A decade or so ago, John A. Zachman published a seminal article on technical architecture in the IBM Systems Journal. (In publishing, “seminal” means lots of people cite it but almost nobody actually has read it.) Almost immediately, IBM issued a ton of press releases whose only significant impact was to verb the word “architect,” which hitherto only had only been nouned.
The Zachman Framework for Enterprise Architecture continues to be popular among systems theoreticians, and it is largely responsible for popularizing the idea that management of technical architecture has become a key responsibility for IS organizations. It’s an important idea because without it you end up with a junk-filled data center, databases containing conflicting information, and a hodge-podge of applications that satisfy departmental requirements without supporting the enterprise as a whole.
The Zachman Framework may even have something to do with the framework presented in this column last week. My own ideas about technical architecture evolved in happy ignorance of Zachman’s work, and the methodologies don’t seen very similar, but my platform, information, and application layers described last week match up reasonably well with his network, functions, and data.
Pick the framework you like or invent your own. However you take on the subject, focus on keeping your architecture management practice simple enough that you can afford to do it, clear enough that everyone in IS can easily understand it, and practiced as a value-adding discipline, not as a collection of inflexible, bureaucratic rules.

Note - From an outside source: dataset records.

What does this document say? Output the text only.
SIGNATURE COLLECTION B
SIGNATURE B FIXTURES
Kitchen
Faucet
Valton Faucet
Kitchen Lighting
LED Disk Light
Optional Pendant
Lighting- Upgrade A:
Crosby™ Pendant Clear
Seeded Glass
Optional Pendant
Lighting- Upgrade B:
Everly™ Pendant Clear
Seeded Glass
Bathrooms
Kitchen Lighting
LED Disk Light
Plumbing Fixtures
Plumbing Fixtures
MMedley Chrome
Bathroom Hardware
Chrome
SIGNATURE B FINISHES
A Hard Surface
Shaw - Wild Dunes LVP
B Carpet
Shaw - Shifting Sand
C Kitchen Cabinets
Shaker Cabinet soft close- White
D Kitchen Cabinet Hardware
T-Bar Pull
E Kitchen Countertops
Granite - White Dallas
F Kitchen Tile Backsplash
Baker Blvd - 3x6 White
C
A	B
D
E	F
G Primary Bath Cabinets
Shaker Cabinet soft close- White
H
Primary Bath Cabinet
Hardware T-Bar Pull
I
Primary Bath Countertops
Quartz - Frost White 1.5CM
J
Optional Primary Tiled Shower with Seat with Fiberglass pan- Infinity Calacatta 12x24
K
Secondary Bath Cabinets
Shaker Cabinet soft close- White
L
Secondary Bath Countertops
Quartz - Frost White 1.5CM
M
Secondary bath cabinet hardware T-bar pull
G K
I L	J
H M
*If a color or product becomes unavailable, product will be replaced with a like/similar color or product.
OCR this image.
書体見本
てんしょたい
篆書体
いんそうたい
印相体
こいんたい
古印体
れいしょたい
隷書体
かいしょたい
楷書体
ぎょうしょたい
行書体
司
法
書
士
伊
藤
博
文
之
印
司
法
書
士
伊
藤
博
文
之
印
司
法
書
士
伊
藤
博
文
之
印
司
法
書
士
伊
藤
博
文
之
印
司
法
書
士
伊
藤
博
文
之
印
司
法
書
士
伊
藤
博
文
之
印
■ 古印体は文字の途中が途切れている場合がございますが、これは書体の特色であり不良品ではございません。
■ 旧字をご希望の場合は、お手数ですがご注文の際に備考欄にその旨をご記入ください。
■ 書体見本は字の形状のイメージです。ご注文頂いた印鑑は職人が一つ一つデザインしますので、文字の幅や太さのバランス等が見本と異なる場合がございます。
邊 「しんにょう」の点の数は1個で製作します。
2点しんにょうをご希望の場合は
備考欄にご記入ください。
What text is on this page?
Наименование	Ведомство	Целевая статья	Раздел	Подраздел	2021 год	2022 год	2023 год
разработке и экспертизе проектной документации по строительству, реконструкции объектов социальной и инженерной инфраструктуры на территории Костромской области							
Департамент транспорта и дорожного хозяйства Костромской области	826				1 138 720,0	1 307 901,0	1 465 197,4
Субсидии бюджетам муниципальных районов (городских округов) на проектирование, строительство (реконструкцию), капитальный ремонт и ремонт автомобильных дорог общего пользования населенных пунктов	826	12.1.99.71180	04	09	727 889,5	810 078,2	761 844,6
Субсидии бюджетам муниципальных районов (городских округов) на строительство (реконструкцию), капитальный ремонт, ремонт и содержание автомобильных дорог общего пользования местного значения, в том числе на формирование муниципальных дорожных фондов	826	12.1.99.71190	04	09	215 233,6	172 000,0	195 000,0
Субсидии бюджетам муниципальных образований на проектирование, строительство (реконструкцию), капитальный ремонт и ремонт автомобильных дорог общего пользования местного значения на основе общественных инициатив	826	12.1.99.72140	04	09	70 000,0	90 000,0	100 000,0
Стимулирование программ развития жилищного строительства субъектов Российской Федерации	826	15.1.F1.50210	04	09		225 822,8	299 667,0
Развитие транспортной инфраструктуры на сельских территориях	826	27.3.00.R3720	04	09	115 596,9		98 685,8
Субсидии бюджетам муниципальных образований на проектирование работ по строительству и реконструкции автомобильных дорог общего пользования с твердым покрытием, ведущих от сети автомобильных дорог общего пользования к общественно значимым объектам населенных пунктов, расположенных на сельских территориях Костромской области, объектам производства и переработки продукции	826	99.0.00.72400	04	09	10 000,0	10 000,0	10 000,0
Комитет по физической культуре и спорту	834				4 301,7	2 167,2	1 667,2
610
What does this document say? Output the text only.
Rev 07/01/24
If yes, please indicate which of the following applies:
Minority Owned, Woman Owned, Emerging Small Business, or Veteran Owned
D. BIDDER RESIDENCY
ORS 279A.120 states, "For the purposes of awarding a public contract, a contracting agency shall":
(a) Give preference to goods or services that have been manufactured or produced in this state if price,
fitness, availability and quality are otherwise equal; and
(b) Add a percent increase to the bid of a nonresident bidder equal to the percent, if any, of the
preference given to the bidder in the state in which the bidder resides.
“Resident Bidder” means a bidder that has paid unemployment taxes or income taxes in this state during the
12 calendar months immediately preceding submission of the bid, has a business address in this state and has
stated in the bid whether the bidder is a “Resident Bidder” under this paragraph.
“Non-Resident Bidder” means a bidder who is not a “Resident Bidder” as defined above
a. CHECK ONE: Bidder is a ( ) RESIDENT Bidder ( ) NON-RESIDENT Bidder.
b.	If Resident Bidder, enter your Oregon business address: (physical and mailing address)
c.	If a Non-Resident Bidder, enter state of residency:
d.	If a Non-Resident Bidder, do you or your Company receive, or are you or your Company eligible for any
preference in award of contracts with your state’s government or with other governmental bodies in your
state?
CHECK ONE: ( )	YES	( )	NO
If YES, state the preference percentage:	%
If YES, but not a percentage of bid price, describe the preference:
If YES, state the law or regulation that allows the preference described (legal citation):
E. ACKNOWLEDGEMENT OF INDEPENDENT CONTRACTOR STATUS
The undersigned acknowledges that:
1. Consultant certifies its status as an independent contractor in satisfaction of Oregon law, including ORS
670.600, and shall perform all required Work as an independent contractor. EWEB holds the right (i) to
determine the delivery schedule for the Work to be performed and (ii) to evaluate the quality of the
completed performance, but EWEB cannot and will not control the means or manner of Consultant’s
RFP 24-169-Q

You want people to adhere to the architecture because it’s the best way to do business, not because the architecture police are standing on every corner waiting to shoot violators.
The first step in constructing your architecture is to translate your company’s strategic, tactical, and operational goals into an overall organizing principle on which you can hang your future architecture. Having a clear organizing principle keeps things neat and tidy. But how?
Chances are, you need to deliver more capabilities than you provide today, and with greater integration.
It’s a shame that these two requirements conflict, but they do, because in most IS shops, “integration” means creation of custom interfaces between every two items that need to communicate. As the number of items and need for integration increases, the number of custom point-to-point interfaces increases exponentially.
Which means the organizing principle for most IS shops today should be the creation of an integration-centric technical architecture – one that facilitates integration in all three architectural layers.
Things become even more straightforward once you realize you only have two ways to build an integration-centric architecture.
In some circumstances you can choose a core application – maybe an enterprise resource planning (ERP) suite – and make it the heart of your architecture. Rather than creating point-to-point interfaces between every two items that need linkage, you use this core application as the architectural hub of the enterprise and integrate everything else with it.
That’s great if someone sells a core application that fits your business well enough, or if one of the ERP suites supports enough of your company needs. In an era of business diversification, mergers, and acquisitions, though, many of you will conclude that building around a core application just isn’t feasible.
The alternative is to build an integration engine. The idea is simple enough – everything plugs into it, and it handles all of the translations. I presented this concept to a client a while back though, in the form of a PowerPoint slide showing all legacy and proposed applications and databases plugging into a central cylinder. “But Bob,” scolded the DBA, “that isn’t drawn to scale!”
True statement.
Designing and building an integration engine is a highly complicated exercise. If you go that route, don’t every use the words, “All you gotta do is to … .”
Instead, tell everyone involved in the decision, over and over, that your goal isn’t to make things easy. Nothing will make things easy.
Your goal is to take something that’s impossible and make it merely very difficult.